By Zhong Sheng,
A delegation of over 40 members recently paid a virtual visit to China regarding the destruction of Japan’s abandoned chemical weapons (ACWs) in China.
The delegation included Director-General of the Organization for the Prohibition of Chemical Weapons (OPCW) Fernando Arias, as well as diplomatic envoys or representatives from a number of countries to the OPCW.
During the visit, all the participants were briefed by China and Japan on the overall situation and destruction progress of Japan’s ACWs in China, and took a virtue visit to Haerbaling, Dunhua, northeast China’s Jilin province, the largest burial site of Japan’s ACWs in China.
The delegation agreed that Japan’s ACWs in China must be destructed as early as possible and said it would work for the early realization of “a world free of chemical weapons.”
Japan employed a huge amount of chemical weapons during its aggression against China. To cover its crimes, it buried many of the chemical weapons on the spot or threw them into rivers and lakes before it surrendered.
Today, Japan’s ACWs are found at over 120 sites in 18 Chinese provinces, autonomous regions and municipalities. It is estimated that around 330,000 pieces of such weapons remain buried in Haerbaling alone. Both the range of the burial sites and the number of the ACWs are astonishing.
Japan’s ACWs are one of the monstrous war crimes committed by Japanese militarists. They have long threatened people’s lives and health, as well as ecological security in relevant regions in China.
To comprehensively, completely and thoroughly destroy Japan’s ACWs in China and eradicate the poisonous legacy of Japanese aggression is a solemn promise made by the Chinese government to the Chinese people, as well as an implication of the victorious outcome of the World Anti-Fascist War.
Since 1990s, China has launched negotiation with Japan over the destruction of Japan’s ACWs in China. In 1997, the Chemical Weapons Convention (CWC) came into force. Under the efforts of China and the support of the international society, the CWC stipulates that the abandoning state party shall provide all necessary financial, technical, experts, facility as well as other resources to destroy the ACWs.
Under the strong pressure from politics, legal documents and public opinion, Japan had no choice but to admit its crimes. In 1999, China and Japan signed a memorandum on the destruction of chemical weapons abandoned by Japan, which marked the official start of the destruction work.
However, the destruction process didn’t go very well.
According to the CWC, Japan should’ve destroyed all its ACWs before 2007, but the process has been significantly delayed as Japan was not paying enough attention to the matter and lacked investment. So far, Japan has only excavated and recovered over 90,000 items of the weapons and destroyed more than 60,000. This is clearly not satisfying for the Chinese people and the international society.

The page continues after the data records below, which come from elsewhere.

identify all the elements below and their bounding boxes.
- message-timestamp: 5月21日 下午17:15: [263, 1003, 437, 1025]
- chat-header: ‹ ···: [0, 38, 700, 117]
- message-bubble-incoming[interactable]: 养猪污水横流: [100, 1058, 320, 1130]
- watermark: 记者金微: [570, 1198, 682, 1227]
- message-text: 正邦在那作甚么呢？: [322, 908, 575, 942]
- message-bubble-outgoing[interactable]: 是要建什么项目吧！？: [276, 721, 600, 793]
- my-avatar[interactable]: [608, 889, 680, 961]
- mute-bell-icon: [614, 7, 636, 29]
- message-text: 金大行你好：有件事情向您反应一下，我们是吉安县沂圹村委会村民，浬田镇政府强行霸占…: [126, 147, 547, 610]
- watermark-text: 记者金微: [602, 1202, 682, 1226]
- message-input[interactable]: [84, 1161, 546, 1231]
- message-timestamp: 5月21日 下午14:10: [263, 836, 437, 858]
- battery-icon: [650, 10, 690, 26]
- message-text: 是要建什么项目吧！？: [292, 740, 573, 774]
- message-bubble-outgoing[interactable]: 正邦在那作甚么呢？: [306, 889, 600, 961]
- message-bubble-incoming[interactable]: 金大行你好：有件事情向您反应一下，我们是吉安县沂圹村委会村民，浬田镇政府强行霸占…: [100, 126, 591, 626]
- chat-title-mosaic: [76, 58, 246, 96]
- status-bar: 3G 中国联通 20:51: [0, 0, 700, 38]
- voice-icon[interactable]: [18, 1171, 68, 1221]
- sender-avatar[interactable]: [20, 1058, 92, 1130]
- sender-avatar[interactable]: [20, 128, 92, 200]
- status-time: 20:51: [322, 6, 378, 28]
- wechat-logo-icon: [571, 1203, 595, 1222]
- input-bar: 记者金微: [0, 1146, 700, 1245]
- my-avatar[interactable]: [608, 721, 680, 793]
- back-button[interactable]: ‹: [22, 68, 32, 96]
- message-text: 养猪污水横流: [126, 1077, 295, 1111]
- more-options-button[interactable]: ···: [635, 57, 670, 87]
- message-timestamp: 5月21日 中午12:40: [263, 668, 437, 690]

Japan has never provided China with complete and accurate information about its ACWs. Both the total amount and specific locations of Japan’s ACWs in China still remain unknown today. These weapons have been buried for decades and caused huge soil pollution in China, but the Japanese side refuses to fulfill its responsibility.
This year marks the 50th anniversary of the normalization of China-Japan diplomatic ties, which provides an important opportunity for the two sides to review history and shape the future together.
The issue of Japan’s ACWs tests whether Japan can face up to history. It is also a touchstone that tests whether the country can make contributions to regional peace, stability and
Japan should see clearly that saying one thing and doing another on the issue of ACWs will not work. The Chinese people will never let it go as long as Japan’s ACWs in China are not completely destroyed.
The CWC has been implemented for 25 years. It’s a common aspiration of the international society to solve the issue of ACWs at an early date and realize “a world free of chemical weapons.”
Japan should show the political will to fulfill its international obligations and the political courage to redress its historical crimes, and earnestly increase input to completely and thoroughly eliminate the harm of ACWs as soon as possible and return a clean land to the Chinese people.
(Zhong Sheng is a pen name often used by People’s Daily to express its views on foreign policy and international affairs.)